You don’t need to be in China very long to realise that Chinese students are very adept at ‘grammar’. They have high syntactic ability. That is to say, they can manipulate symbols with ease. This is combined with (or a result of) learning in an environment requiring little or any autonomy. A lack of ‘meaningful learning’ with respect to what I am now labelling for myself the ‘IEML Sign Being Thing philosophy’ relates to weak application of meaning (semantic – Being) and even less respect to ‘pragmatic’ Thing as the concepts are certainly not learnt (memorised) for any practical objective (I am not including ┬ápassing the high school grammar test gaokao as practical here). Therefore, it’s clear that as an English teacher, materials creator etc in China, the focus is on developing the semantic and pragmatic sides to language and ‘symbolic processing’ (another self-made term). The students need to develop the ability to actualise sounds (speak) accurately as well as develop an semantic and pragmatic abilities. Therefore ‘speaking’ becomes a particular focus of the many private language schools of which I was a part.

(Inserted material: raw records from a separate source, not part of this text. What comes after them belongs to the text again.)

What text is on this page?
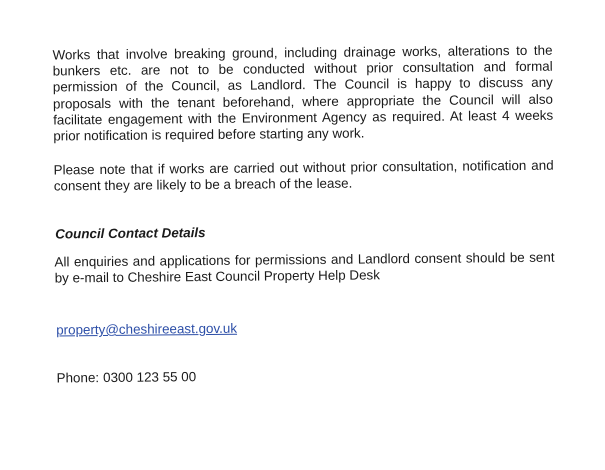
Works that involve breaking ground, including drainage works, alterations to the bunkers etc. are not to be conducted without prior consultation and formal permission of the Council, as Landlord. The Council is happy to discuss any proposals with the tenant beforehand, where appropriate the Council will also facilitate engagement with the Environment Agency as required. At least 4 weeks prior notification is required before starting any work.

Please note that if works are carried out without prior consultation, notification and consent they are likely to be a breach of the lease.

Council Contact Details

All enquiries and applications for permissions and Landlord consent should be sent by e-mail to Cheshire East Council Property Help Desk

property@cheshireeast.gov.uk

Phone: 0300 123 55 00
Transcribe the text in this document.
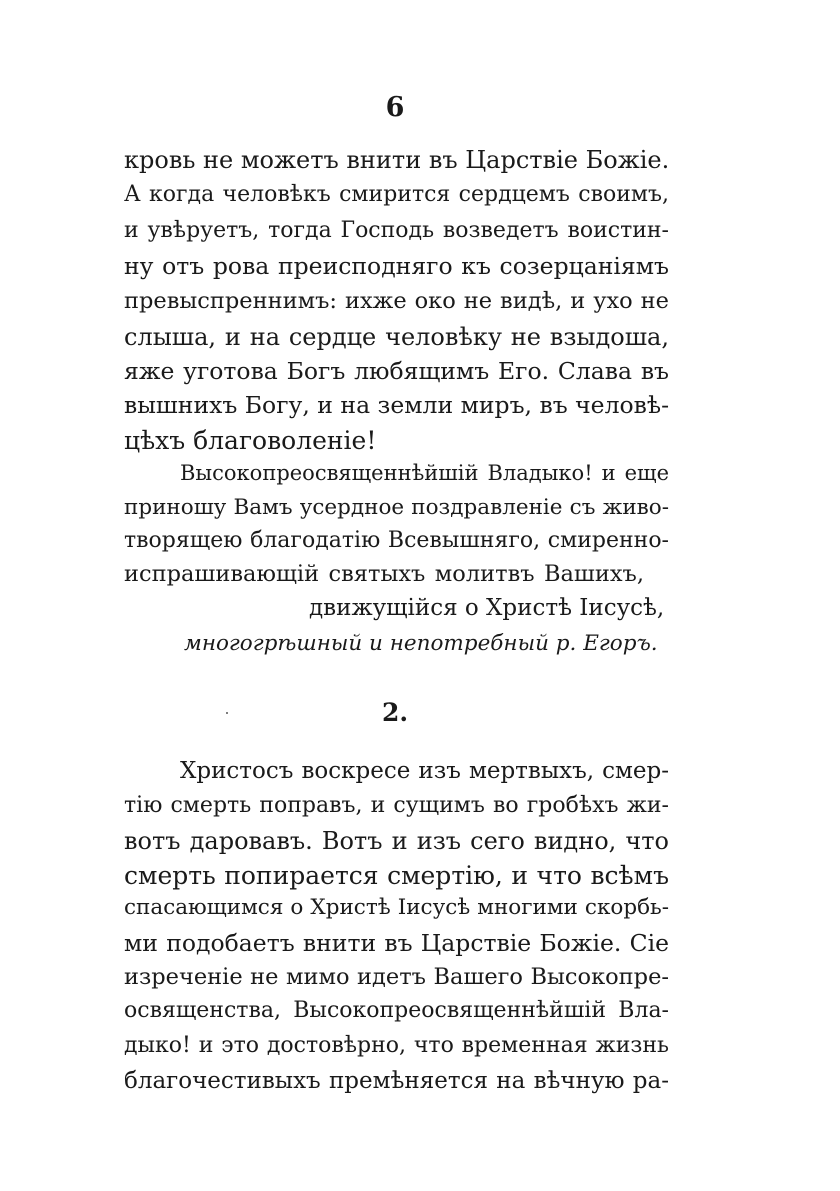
6
кровь не можетъ внити въ Царствіе Божіе.
А когда человѣкъ смирится сердцемъ своимъ,
и увѣруетъ, тогда Господь возведетъ воистин-
ну отъ рова преисподняго къ созерцаніямъ
превыспреннимъ: ихже око не видѣ, и ухо не
слыша, и на сердце человѣку не взыдоша,
яже уготова Богъ любящимъ Его. Слава въ
вышнихъ Богу, и на земли миръ, въ человѣ-
цѣхъ благоволеніе!
Высокопреосвященнѣйшій Владыко! и еще
приношу Вамъ усердное поздравленіе съ живо-
творящею благодатію Всевышняго, смиренно-
испрашивающій святыхъ молитвъ Вашихъ,
движущійся о Христѣ Іисусѣ,
многогрѣшный и непотребный р. Егоръ.
2.
Христосъ воскресе изъ мертвыхъ, смер-
тію смерть поправъ, и сущимъ во гробѣхъ жи-
вотъ даровавъ. Вотъ и изъ сего видно, что
смерть попирается смертію, и что всѣмъ
спасающимся о Христѣ Іисусѣ многими скорбь-
ми подобаетъ внити въ Царствіе Божіе. Сіе
изреченіе не мимо идетъ Вашего Высокопре-
освященства, Высокопреосвященнѣйшій Вла-
дыко! и это достовѣрно, что временная жизнь
благочестивыхъ премѣняется на вѣчную ра-
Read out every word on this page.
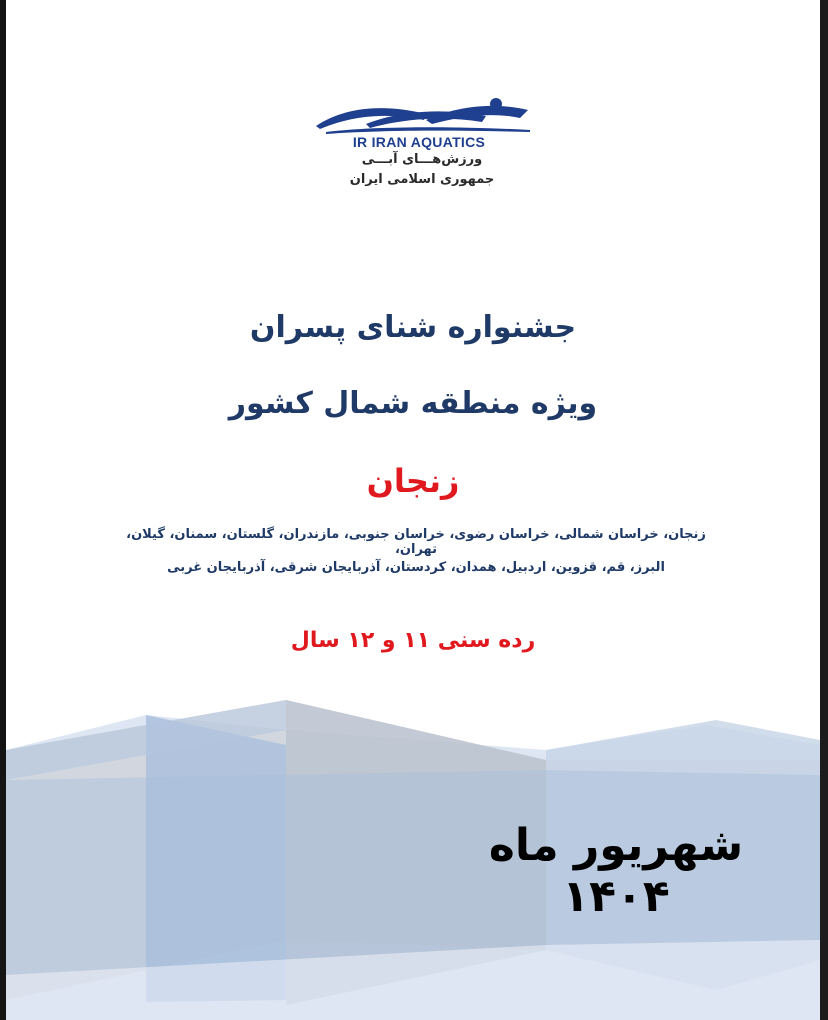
IR IRAN AQUATICS
ورزش‌هـــای آبـــی
جمهوری اسلامی ایران
جشنواره شنای پسران
ویژه منطقه شمال کشور
زنجان
زنجان، خراسان شمالی، خراسان رضوی، خراسان جنوبی، مازندران، گلستان، سمنان، گیلان، تهران،
البرز، قم، قزوین، اردبیل، همدان، کردستان، آذربایجان شرقی، آذربایجان غربی
رده سنی ۱۱ و ۱۲ سال
شهریور ماه ۱۴۰۴
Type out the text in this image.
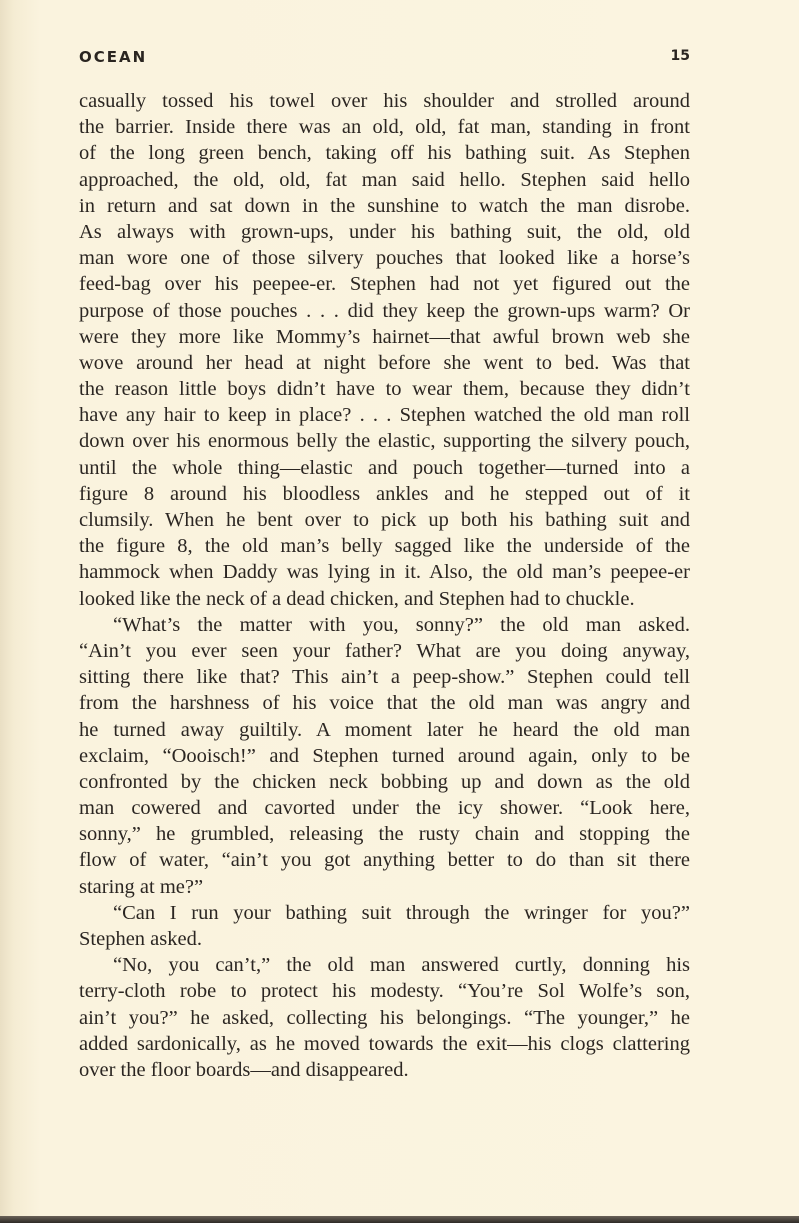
OCEAN	15
casually tossed his towel over his shoulder and strolled around
the barrier. Inside there was an old, old, fat man, standing in front
of the long green bench, taking off his bathing suit. As Stephen
approached, the old, old, fat man said hello. Stephen said hello
in return and sat down in the sunshine to watch the man disrobe.
As always with grown-ups, under his bathing suit, the old, old
man wore one of those silvery pouches that looked like a horse’s
feed-bag over his peepee-er. Stephen had not yet figured out the
purpose of those pouches . . . did they keep the grown-ups warm? Or
were they more like Mommy’s hairnet—that awful brown web she
wove around her head at night before she went to bed. Was that
the reason little boys didn’t have to wear them, because they didn’t
have any hair to keep in place? . . . Stephen watched the old man roll
down over his enormous belly the elastic, supporting the silvery pouch,
until the whole thing—elastic and pouch together—turned into a
figure 8 around his bloodless ankles and he stepped out of it
clumsily. When he bent over to pick up both his bathing suit and
the figure 8, the old man’s belly sagged like the underside of the
hammock when Daddy was lying in it. Also, the old man’s peepee-er
looked like the neck of a dead chicken, and Stephen had to chuckle.
“What’s the matter with you, sonny?” the old man asked.
“Ain’t you ever seen your father? What are you doing anyway,
sitting there like that? This ain’t a peep-show.” Stephen could tell
from the harshness of his voice that the old man was angry and
he turned away guiltily. A moment later he heard the old man
exclaim, “Oooisch!” and Stephen turned around again, only to be
confronted by the chicken neck bobbing up and down as the old
man cowered and cavorted under the icy shower. “Look here,
sonny,” he grumbled, releasing the rusty chain and stopping the
flow of water, “ain’t you got anything better to do than sit there
staring at me?”
“Can I run your bathing suit through the wringer for you?”
Stephen asked.
“No, you can’t,” the old man answered curtly, donning his
terry-cloth robe to protect his modesty. “You’re Sol Wolfe’s son,
ain’t you?” he asked, collecting his belongings. “The younger,” he
added sardonically, as he moved towards the exit—his clogs clattering
over the floor boards—and disappeared.
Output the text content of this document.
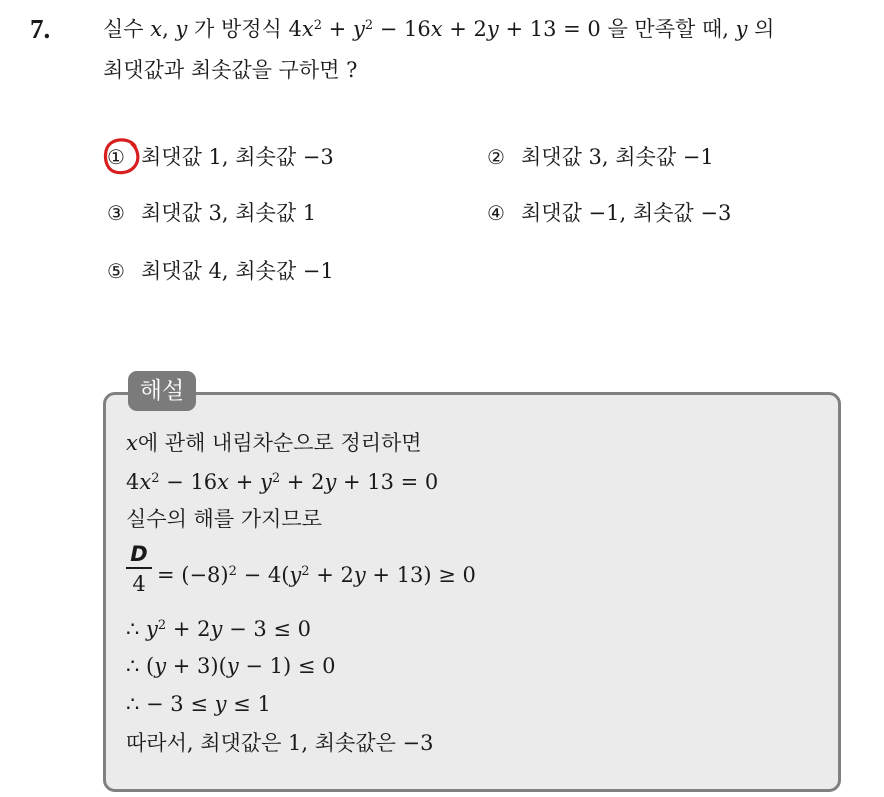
7.	실수 x, y 가 방정식 $4x^2 + y^2 - 16x + 2y + 13 = 0$ 을 만족할 때, y 의
최댓값과 최솟값을 구하면 ?
① 최댓값 1, 최솟값 −3	② 최댓값 3, 최솟값 −1
③ 최댓값 3, 최솟값 1	④ 최댓값 −1, 최솟값 −3
⑤ 최댓값 4, 최솟값 −1
해설
x에 관해 내림차순으로 정리하면
$4x^2 - 16x + y^2 + 2y + 13 = 0$
실수의 해를 가지므로
$\frac{D}{4} = (-8)^2 - 4(y^2 + 2y + 13) \ge 0$
∴ $y^2 + 2y - 3 \le 0$
∴ (y + 3)(y − 1) ≤ 0
∴ − 3 ≤ y ≤ 1
따라서, 최댓값은 1, 최솟값은 −3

The ‘Sign’ also can help explain why the same students are good at Maths and even writing code.

I can now reassess what it means to develop language skills. In particular I wonder if the Chinese students are often able to answer the Reading section through application of semantic and pragmatic awareness or through simply knowing all the words – they are able to score highly simply as a result of their syntactic awareness. A valid test would require synthesis of the information – perhaps by asking the students to read one article arguing ‘for’ and another ‘against’ and then asked to write a quick summary would be evidence of this as the students would need to group the arguments together and write a balanced view point. Summarising questions (IELTS summary completion, sentence completion) assess these areas. I will re-evaluate the question types and apply the awareness to the online IELTS prep course I’m currently building.

IEML – the ‘affect’ seems to be the ‘key’ still. Surely, we organise concepts based to a large degree on how we have always done it. This is determined by our childhood experiences, the roots of our psychology. Awareness and control of how we organise concepts determines our ‘plasticity’, ability to incorporate new concepts. How does IEML account for individualisation of conceptual organisation, relating to actualising these on a page. For IEML to represent knowledge and convert natal language information, would it not need to understand the individual (more than the individual knows him/herself) to represent the ideas accurately?